The modern city of Izmir is an important economic hub of the country. The “Pearl of the Aegean” was formerly called Smyrna. Due to the central location of Izmir, both the port and the airport are a busy hub for leisure travellers as well as business people. The 420,000m² exhibition ground in the Konak district is connected to the cultural park and can be reached from the airport by car in an hour. From Alsancak, in the north of the bay, is a 3.5km long promenade along the waterfront. From here, visitors arrive at Attaturk Caddessi, the shopping boulevard of Izmir. In Konak Square (Konak Meydani) stands the city’s landmark: the clock tower (Saat Kule). The 25m high tower, a gift of Kaiser Wilhelm, was built on the occasion of the accession of Abdulhamid II in 1901.
Cesme is situated on the same peninsula, 80km west of Izmir.
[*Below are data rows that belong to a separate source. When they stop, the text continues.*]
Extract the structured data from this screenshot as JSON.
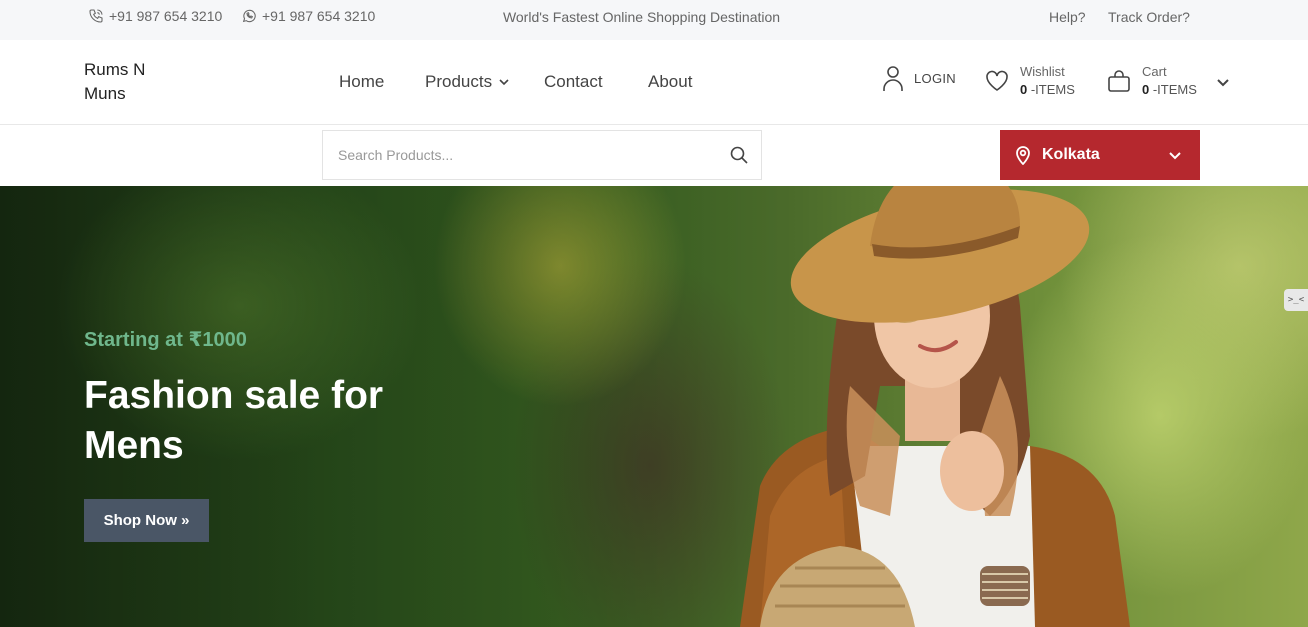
{
  "topbar": {
    "phone_1": "+91 987 654 3210",
    "phone_2": "+91 987 654 3210",
    "tagline": "World's Fastest Online Shopping Destination",
    "help": "Help?",
    "track_order": "Track Order?"
  },
  "header": {
    "logo_line1": "Rums N",
    "logo_line2": "Muns",
    "nav": {
      "home": "Home",
      "products": "Products",
      "contact": "Contact",
      "about": "About"
    },
    "login": "LOGIN",
    "wishlist": {
      "label": "Wishlist",
      "count": "0",
      "suffix": " -ITEMS"
    },
    "cart": {
      "label": "Cart",
      "count": "0",
      "suffix": " -ITEMS"
    }
  },
  "search": {
    "placeholder": "Search Products..."
  },
  "location": {
    "city": "Kolkata"
  },
  "hero": {
    "subtitle": "Starting at ₹1000",
    "title": "Fashion sale for Mens",
    "button": "Shop Now »"
  },
  "side_tab": ">_<",
  "colors": {
    "accent_red": "#b5282e",
    "hero_subtitle_green": "#6fb78c",
    "button_slate": "#4a5666"
  },
  "icons": [
    "phone-icon",
    "whatsapp-icon",
    "user-icon",
    "heart-icon",
    "bag-icon",
    "chevron-down-icon",
    "search-icon",
    "map-pin-icon"
  ]
}
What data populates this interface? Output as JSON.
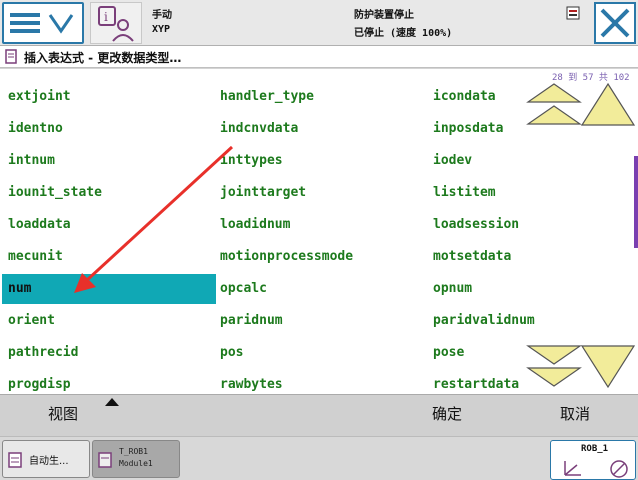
{
  "topbar": {
    "mode": "手动",
    "system": "XYP",
    "status": "防护装置停止",
    "state": "已停止 (速度 100%)"
  },
  "title": "插入表达式 - 更改数据类型…",
  "pager": "28 到 57 共 102",
  "columns": [
    [
      "extjoint",
      "identno",
      "intnum",
      "iounit_state",
      "loaddata",
      "mecunit",
      "num",
      "orient",
      "pathrecid",
      "progdisp"
    ],
    [
      "handler_type",
      "indcnvdata",
      "inttypes",
      "jointtarget",
      "loadidnum",
      "motionprocessmode",
      "opcalc",
      "paridnum",
      "pos",
      "rawbytes"
    ],
    [
      "icondata",
      "inposdata",
      "iodev",
      "listitem",
      "loadsession",
      "motsetdata",
      "opnum",
      "paridvalidnum",
      "pose",
      "restartdata"
    ]
  ],
  "selected": "num",
  "actions": {
    "view": "视图",
    "ok": "确定",
    "cancel": "取消"
  },
  "taskbar": {
    "task1": "自动生...",
    "task2_line1": "T_ROB1",
    "task2_line2": "Module1",
    "robot": "ROB_1"
  },
  "colors": {
    "accent": "#2a78a8",
    "selection": "#10a8b5",
    "item_text": "#1d7a1d",
    "arrow_fill": "#f2ec9a"
  },
  "icons": [
    "menu-icon",
    "chevron-down-icon",
    "info-icon",
    "close-icon",
    "scroll-up-icon",
    "scroll-down-icon",
    "caret-up-icon",
    "robot-axes-icon"
  ]
}
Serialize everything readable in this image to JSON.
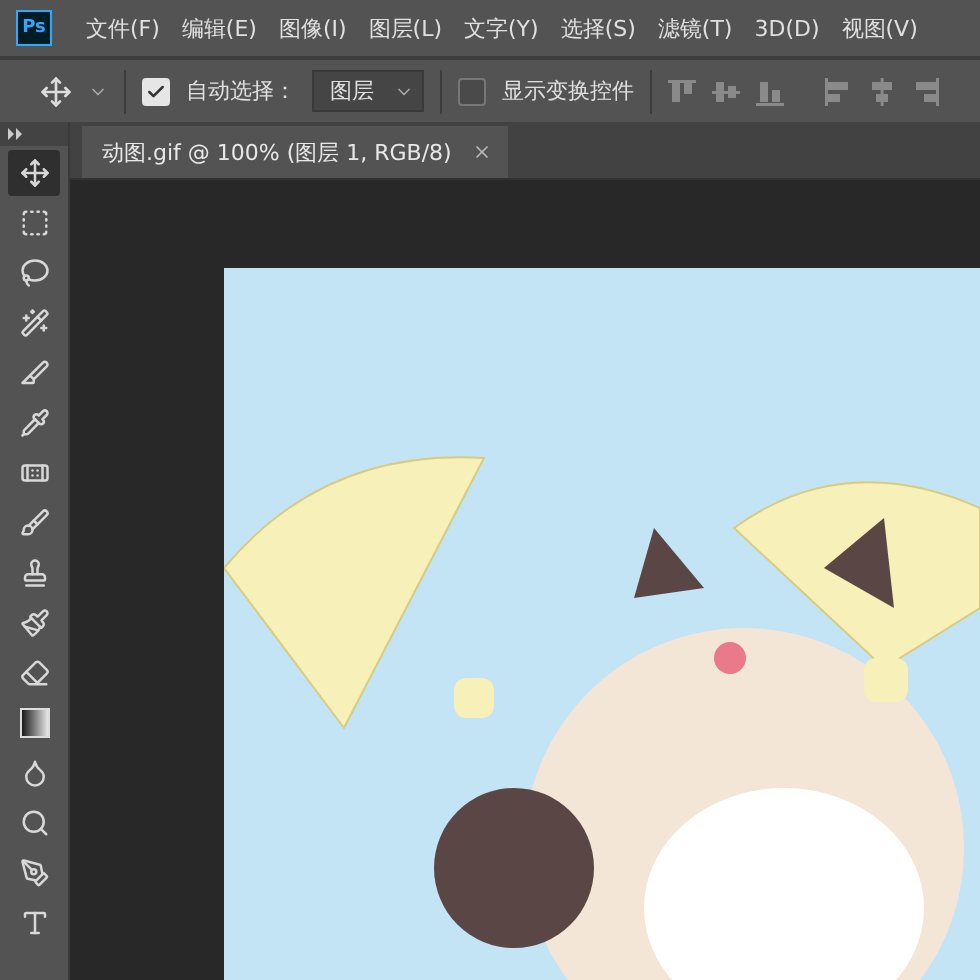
{
  "app_logo": "Ps",
  "menu": [
    "文件(F)",
    "编辑(E)",
    "图像(I)",
    "图层(L)",
    "文字(Y)",
    "选择(S)",
    "滤镜(T)",
    "3D(D)",
    "视图(V)"
  ],
  "options_bar": {
    "auto_select": {
      "label": "自动选择：",
      "checked": true
    },
    "target": {
      "value": "图层"
    },
    "show_transform": {
      "label": "显示变换控件",
      "checked": false
    },
    "align_buttons": [
      {
        "kind": "top"
      },
      {
        "kind": "vcenter"
      },
      {
        "kind": "bottom"
      },
      {
        "kind": "left"
      },
      {
        "kind": "hcenter"
      },
      {
        "kind": "right"
      }
    ]
  },
  "document_tabs": [
    {
      "title": "动图.gif @ 100% (图层 1, RGB/8)",
      "selected": true
    }
  ],
  "tools": [
    {
      "kind": "move",
      "selected": true
    },
    {
      "kind": "marquee",
      "selected": false
    },
    {
      "kind": "lasso",
      "selected": false
    },
    {
      "kind": "quick",
      "selected": false
    },
    {
      "kind": "slice",
      "selected": false
    },
    {
      "kind": "eyedropper",
      "selected": false
    },
    {
      "kind": "heal",
      "selected": false
    },
    {
      "kind": "brush",
      "selected": false
    },
    {
      "kind": "stamp",
      "selected": false
    },
    {
      "kind": "history",
      "selected": false
    },
    {
      "kind": "eraser",
      "selected": false
    },
    {
      "kind": "gradient",
      "selected": false
    },
    {
      "kind": "blur",
      "selected": false
    },
    {
      "kind": "dodge",
      "selected": false
    },
    {
      "kind": "pen",
      "selected": false
    },
    {
      "kind": "type",
      "selected": false
    }
  ]
}
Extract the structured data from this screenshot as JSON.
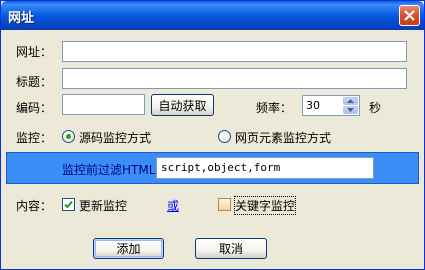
{
  "window": {
    "title": "网址"
  },
  "fields": {
    "url_label": "网址：",
    "url_value": "",
    "title_label": "标题：",
    "title_value": "",
    "encoding_label": "编码：",
    "encoding_value": "",
    "auto_detect_button": "自动获取",
    "frequency_label": "频率：",
    "frequency_value": "30",
    "frequency_unit": "秒"
  },
  "monitor": {
    "label": "监控：",
    "option_source": "源码监控方式",
    "option_source_checked": true,
    "option_element": "网页元素监控方式",
    "option_element_checked": false,
    "filter_label": "监控前过滤HTML",
    "filter_value": "script,object,form"
  },
  "content": {
    "label": "内容：",
    "update_monitor": "更新监控",
    "update_monitor_checked": true,
    "or_link": "或",
    "keyword_monitor": "关键字监控",
    "keyword_monitor_checked": false
  },
  "buttons": {
    "add": "添加",
    "cancel": "取消"
  }
}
Because of its protected location, the volume of visitors is high. Nevertheless, the area has preserved its Turkish charm. In the famous seaside resorts of Pirlanta Plaji, Tursite Plaji and Altinkum, plenty of entertainment and leisure activities are offered. From here, you can explore the limestone terraces of Pamukkale, the olive groves of Aydin and Ephesus. Kusadasi is the most famous seaside resort south of Izmir. The wide bay with its fine, sandy beach and vegetation-rich country, and the Greek island of Samos display fantastic natural scenery. In the neighbouring town of Selcuk, camel wrestling takes place every year in January.
With a little luck, visitors can see the rare sea turtles (Caretta caretta) between the wooden boats in the harbour basin of Bodrum. The Mausoleum at Halicarnassus was built in the 15th century, though the site now houses a museum. The saying goes that the Crusaders used the stones of the mausoleum – one of the Seven Wonders of the World – for their castle. A particularly large marina is located in Marmaris. Here, the flair of Turkish high society prevails and the hotels are equipped accordingly. The lively promenade with adjacent shops, boutiques, cafés and restaurants invites you to stroll around for hours. Dense pine forests surround the picturesque bay.